As we have seen, the junction tree algorithm has a running time that is potentially exponential in the size of the largest cluster (since we need to marginalize all the cluster’s variables). For many graphs, it will be difficult to find a good junction tree, applying the algorithm will not be possible. In other cases, we may not need the exact solution that the junction tree algorithm provides; we may be satisfied with a quick approximate solution instead.

Loopy belief propagation (LBP) is another technique for performing inference on complex (non-tree structure) graphs. Unlike the junction tree algorithm, which attempted to efficiently find the exact solution, LBP will form our first example of an approximate inference algorithm.

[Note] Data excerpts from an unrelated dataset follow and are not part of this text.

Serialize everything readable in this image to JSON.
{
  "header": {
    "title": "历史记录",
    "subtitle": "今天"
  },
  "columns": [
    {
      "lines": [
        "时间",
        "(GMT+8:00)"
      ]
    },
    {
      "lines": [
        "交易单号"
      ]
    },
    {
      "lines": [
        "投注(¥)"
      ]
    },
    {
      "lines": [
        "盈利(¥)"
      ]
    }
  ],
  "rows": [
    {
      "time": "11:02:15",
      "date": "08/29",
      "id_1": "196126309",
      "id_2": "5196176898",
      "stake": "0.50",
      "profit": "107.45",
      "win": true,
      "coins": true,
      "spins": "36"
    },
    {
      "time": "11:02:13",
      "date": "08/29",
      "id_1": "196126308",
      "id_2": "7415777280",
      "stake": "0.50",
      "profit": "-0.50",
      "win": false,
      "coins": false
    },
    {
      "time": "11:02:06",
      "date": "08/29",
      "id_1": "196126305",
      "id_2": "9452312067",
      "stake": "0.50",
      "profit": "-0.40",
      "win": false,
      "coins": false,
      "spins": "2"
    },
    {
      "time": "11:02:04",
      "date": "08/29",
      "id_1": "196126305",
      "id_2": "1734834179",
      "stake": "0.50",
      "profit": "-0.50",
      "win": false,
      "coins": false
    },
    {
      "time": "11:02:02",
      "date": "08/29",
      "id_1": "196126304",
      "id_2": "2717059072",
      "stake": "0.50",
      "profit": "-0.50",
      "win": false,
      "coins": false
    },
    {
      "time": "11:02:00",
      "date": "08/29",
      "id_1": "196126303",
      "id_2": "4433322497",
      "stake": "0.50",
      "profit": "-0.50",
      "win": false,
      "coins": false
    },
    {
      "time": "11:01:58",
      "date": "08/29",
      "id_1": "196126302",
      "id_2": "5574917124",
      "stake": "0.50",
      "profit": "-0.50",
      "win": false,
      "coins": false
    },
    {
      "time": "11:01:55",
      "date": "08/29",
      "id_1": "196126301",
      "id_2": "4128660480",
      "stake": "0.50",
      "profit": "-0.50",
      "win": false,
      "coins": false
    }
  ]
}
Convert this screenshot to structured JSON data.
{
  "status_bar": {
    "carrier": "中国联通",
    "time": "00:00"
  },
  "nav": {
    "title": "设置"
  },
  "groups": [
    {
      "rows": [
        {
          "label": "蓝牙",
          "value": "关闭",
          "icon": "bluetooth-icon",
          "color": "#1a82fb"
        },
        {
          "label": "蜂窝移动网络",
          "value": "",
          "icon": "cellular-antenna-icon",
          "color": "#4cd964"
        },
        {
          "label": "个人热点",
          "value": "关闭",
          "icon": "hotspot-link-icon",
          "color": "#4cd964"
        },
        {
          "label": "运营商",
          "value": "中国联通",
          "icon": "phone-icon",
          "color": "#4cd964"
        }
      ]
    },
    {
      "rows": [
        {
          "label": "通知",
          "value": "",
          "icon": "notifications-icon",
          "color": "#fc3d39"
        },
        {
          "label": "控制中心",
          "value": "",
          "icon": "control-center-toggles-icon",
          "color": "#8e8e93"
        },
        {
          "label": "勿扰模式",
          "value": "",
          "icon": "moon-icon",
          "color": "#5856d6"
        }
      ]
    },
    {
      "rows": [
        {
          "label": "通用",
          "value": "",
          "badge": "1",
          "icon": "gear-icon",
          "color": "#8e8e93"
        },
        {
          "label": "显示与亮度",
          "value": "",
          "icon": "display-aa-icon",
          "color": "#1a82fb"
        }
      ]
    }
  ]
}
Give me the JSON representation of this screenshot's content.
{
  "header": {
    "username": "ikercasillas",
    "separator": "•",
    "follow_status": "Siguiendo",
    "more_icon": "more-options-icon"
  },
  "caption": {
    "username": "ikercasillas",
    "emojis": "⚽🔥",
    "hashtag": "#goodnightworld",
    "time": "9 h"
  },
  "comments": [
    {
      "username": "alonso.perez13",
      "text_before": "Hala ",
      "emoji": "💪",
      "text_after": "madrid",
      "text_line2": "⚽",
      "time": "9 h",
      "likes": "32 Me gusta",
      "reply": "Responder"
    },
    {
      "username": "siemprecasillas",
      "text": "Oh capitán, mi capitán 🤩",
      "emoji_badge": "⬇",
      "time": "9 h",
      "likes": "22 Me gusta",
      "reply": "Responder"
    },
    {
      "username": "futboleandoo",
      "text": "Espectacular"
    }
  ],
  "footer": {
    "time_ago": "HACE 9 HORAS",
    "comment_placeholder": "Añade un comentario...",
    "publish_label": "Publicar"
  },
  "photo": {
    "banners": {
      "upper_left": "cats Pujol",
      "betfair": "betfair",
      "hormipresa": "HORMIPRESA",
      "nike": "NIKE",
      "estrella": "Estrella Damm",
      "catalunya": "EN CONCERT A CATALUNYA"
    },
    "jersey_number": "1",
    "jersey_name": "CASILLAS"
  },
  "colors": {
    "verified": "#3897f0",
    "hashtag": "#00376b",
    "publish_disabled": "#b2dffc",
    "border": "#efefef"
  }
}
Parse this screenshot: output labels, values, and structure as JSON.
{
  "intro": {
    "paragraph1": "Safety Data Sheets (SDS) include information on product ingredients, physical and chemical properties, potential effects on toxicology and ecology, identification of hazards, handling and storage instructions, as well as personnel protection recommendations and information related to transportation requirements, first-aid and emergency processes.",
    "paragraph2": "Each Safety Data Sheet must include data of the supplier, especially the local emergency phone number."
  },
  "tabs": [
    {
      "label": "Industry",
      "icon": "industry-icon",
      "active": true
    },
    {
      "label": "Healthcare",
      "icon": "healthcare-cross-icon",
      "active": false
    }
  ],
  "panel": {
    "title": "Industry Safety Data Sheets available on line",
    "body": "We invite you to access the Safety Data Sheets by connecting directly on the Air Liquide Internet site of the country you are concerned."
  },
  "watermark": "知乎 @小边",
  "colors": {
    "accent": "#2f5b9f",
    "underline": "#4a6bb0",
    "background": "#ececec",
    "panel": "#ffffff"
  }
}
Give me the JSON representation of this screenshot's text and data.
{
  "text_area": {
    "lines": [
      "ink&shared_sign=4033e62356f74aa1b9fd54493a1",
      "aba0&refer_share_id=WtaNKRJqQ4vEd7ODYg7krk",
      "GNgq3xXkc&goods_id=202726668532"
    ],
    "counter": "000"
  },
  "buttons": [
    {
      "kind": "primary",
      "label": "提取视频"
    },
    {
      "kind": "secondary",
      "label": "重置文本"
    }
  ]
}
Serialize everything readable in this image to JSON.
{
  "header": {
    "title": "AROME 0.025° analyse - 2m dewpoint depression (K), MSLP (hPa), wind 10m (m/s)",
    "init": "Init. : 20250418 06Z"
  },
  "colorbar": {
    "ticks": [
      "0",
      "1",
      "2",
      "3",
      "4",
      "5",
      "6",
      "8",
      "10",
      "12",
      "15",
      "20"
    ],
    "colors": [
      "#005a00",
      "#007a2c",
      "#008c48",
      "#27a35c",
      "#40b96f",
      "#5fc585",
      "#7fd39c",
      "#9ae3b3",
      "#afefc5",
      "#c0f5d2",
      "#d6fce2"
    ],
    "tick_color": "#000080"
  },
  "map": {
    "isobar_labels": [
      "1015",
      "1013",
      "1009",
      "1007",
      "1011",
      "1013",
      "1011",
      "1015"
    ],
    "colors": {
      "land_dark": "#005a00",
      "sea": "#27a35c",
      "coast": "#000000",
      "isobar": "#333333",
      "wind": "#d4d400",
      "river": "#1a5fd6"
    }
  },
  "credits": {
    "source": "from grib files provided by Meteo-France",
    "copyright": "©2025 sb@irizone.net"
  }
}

Definition for pairwise models

Suppose that we a given an MRF with pairwise potentials. The main idea of LBP is to disregard loops in the graph and perform message passing anyway. In other words, given an ordering on the edges, at each time $t$ we iterate over a pair of adjacent variables $x_i, x_j$ in that order and simply perform the update

$m^{t+1}_{i\to j}(x_j) = \sum_{x_i} \phi(x_i) \phi(x_i,x_j) \prod_{\ell \in N(i) \\ j} m^{t}_{\ell \to i}(x_i).$

We keep performing these updates for a fixed number of steps or until convergence (the messages don’t change). Messages are typically initialized uniformly.

Properties

This heuristic approach often works surprisingly well in practice. ⊕
Marginals obtained via LBP compared to true marginals obtained from the JT algorithm on an intensive care monitoring task. Results are close to the diagonal, hence very similar. In general, however, it may not converges and its analysis is still an area of active research. We know for example that it provably converges on trees and on graphs with at most one cycle. If the method does converge, its beliefs may not necessarily equal the true marginals, although very often in practice they will be close.

We will return to this algorithm later in the course and try to explain it as a special case of variational inference algorithms.